No. There were also plenty of other things outside of USA’s control that contributed to the win. Germany’s energy levels were probably lower than usual because they needed 120 minutes and a penalty shootout to beat France four days before. Also, Germany had some success with offensive players running at Johnston with the ball, but for whatever reason, they often settled for shots from long-distance instead. That’s not how you beat Hope Solo, and anyway, most of those shots sailed over the crossbar or wide of the post. With all that, the complexion of the game would have changed radically in Germany’s favor if Celia Šašić had simply buried that penalty she was given. Instead, the leading scorer at this tournament sent it wide left for her country’s first-ever penalty miss in Women’s World Cup history. Soccer tournament history is full of teams that seem to be cruising along until one day, they’re suddenly stopped. Thanks to USA’s defense and midfield, that’s what happened to the Germans.

When is Brain Injury Awareness Month, again?
It’s in March, but FIFA still hasn’t gotten the memo. Morgan Brian was visibly concussed when she banged heads with Popp going for a loose ball early on, yet she was sent back onto the pitch minutes later. We’ve already been over this — soccer doesn’t do enough to protect its players. And Fox analyst Ariane Hingst’s praise of Brian for getting back on the field was the wrong note.

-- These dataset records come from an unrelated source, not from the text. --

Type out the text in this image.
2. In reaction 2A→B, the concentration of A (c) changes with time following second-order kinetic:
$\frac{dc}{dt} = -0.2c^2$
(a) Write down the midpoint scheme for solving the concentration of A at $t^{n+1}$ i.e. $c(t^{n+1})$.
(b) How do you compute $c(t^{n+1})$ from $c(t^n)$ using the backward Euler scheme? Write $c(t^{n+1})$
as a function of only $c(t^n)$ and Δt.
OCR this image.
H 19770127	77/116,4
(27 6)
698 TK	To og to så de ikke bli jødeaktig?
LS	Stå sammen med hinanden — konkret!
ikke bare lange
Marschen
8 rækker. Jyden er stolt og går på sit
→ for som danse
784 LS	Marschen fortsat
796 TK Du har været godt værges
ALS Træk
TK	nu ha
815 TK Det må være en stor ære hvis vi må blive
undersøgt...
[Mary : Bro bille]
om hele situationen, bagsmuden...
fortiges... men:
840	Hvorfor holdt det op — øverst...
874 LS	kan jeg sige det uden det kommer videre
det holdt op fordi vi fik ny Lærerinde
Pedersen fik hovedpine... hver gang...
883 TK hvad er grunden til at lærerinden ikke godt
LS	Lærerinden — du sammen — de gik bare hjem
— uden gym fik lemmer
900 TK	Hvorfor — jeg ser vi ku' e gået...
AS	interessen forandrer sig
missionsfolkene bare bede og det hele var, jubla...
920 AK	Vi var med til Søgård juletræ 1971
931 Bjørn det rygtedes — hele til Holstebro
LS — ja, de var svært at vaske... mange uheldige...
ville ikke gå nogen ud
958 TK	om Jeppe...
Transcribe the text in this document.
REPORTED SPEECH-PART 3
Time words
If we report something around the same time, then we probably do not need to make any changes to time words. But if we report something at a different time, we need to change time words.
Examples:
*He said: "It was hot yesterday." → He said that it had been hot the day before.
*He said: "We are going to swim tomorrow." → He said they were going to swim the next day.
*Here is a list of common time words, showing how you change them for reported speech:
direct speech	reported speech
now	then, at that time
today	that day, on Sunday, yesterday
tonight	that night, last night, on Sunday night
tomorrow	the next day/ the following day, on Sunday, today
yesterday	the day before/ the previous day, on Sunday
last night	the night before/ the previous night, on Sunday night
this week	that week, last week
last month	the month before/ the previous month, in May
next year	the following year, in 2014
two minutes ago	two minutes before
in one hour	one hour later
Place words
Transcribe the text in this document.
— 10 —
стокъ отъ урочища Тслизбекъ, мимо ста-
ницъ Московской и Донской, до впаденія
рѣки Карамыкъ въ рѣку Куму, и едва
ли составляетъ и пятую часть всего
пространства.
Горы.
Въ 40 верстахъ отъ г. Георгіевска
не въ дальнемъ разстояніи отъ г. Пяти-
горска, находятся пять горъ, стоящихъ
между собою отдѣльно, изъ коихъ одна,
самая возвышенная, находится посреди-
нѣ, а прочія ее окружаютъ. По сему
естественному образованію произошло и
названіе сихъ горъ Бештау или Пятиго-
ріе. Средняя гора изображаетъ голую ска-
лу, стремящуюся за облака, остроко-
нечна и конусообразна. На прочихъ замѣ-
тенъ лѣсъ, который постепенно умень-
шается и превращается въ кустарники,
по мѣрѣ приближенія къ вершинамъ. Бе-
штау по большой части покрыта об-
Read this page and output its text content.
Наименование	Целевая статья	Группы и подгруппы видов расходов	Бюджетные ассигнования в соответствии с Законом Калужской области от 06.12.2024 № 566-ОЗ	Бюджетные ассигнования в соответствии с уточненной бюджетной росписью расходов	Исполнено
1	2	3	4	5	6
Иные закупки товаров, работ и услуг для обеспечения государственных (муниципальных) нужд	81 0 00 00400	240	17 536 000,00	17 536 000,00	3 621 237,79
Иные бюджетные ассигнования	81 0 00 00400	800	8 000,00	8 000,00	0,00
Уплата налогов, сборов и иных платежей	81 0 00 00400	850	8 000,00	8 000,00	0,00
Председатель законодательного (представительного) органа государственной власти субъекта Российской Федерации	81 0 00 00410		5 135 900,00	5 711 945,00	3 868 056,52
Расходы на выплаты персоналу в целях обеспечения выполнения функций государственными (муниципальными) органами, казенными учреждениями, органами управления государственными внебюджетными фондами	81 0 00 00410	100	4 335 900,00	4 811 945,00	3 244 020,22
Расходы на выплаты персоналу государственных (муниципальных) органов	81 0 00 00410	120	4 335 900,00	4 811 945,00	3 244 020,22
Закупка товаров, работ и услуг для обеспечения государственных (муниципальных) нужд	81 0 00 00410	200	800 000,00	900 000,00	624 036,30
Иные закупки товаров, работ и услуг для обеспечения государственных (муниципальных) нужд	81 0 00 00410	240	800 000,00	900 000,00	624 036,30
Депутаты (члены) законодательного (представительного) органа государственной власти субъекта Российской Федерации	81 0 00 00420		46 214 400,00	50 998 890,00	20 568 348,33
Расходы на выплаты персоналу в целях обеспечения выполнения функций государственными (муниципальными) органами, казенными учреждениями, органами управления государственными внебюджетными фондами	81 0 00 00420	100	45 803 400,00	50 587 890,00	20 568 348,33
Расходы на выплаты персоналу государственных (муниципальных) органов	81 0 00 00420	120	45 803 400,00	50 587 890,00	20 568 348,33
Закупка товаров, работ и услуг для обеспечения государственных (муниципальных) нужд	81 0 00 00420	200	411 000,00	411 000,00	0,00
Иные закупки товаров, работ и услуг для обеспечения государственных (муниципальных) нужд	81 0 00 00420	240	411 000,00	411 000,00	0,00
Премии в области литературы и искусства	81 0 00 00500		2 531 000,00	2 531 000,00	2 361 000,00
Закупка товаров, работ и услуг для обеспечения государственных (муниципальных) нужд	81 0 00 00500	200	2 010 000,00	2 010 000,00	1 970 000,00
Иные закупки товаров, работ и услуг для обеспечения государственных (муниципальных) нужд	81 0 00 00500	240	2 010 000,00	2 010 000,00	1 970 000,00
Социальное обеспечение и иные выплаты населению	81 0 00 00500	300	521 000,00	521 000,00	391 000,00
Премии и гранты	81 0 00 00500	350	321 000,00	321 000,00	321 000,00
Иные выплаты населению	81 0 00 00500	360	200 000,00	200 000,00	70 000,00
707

Was England’s loss the most wrenching in World Cup history?
I thought no player at this tournament could feel worse than Claire Lavogez, who missed France’s final penalty kick in the quarterfinal shootout, allowing Germany to advance. But then Laura Bassett scored an own goal with 90 seconds left in England’s semi that won the game for Japan. It was a cruel ending for the English, who outplayed the defending champs in the second half. Somewhere, Jess Bhamra and Jules Paxton are weeping with her. (If they were real-life people, they’d be young enough to be playing for England.) Well, England’s men’s team has a proud tradition of losing big games in the most painful ways possible. I’m sure they’ll welcome the women into that tradition. Already, the British fans and press have poured out their sympathies. Perhaps England can salvage something in Saturday’s third-place game against Germany. And at least Bassett’s own goal was spectacular. If that ball had come off the foot of a Japanese player, it would have been a candidate for goal of the tournament. Bassett can take comfort in not blundering as embarrassingly as in this own goal the English men scored in a Euro qualifier against Croatia nine years ago. That’s the way it could have been worse:

So how does the final stack up?
Japan has won all six of the games they’ve played, but all of those wins have been by one-goal margins. That’s a dangerous way to live. The Nadeshiko beat you with their midfield passing, especially by team captain Aya Miyama and Rumi Utsugi, who has played at left back, left wing, and central midfield. Some fans find their death-by-a-thousand-short-passes style mesmerizing and others find it suffocating, but when the team is at its best, their victory feels inevitable because the opposing team has so little of the ball. The thing is, they’ve had trouble sticking the ball in the back of the net. Even against a wildly overmatched Ecuador team, they only managed one goal.

How can USA beat them, then?
The Japanese have never trailed in this tournament. Indeed, their style is designed to prevent them from falling behind. If USA can score first, it will put unfamiliar pressure on the champions and coach Norio Sasaki to make adjustments. As we saw when the Spanish men’s team fell apart in last year’s World Cup, the system isn’t particularly well-suited to chasing the game.

When’s the game?
Sunday in prime time. There’s still time to book plane tickets to Vancouver.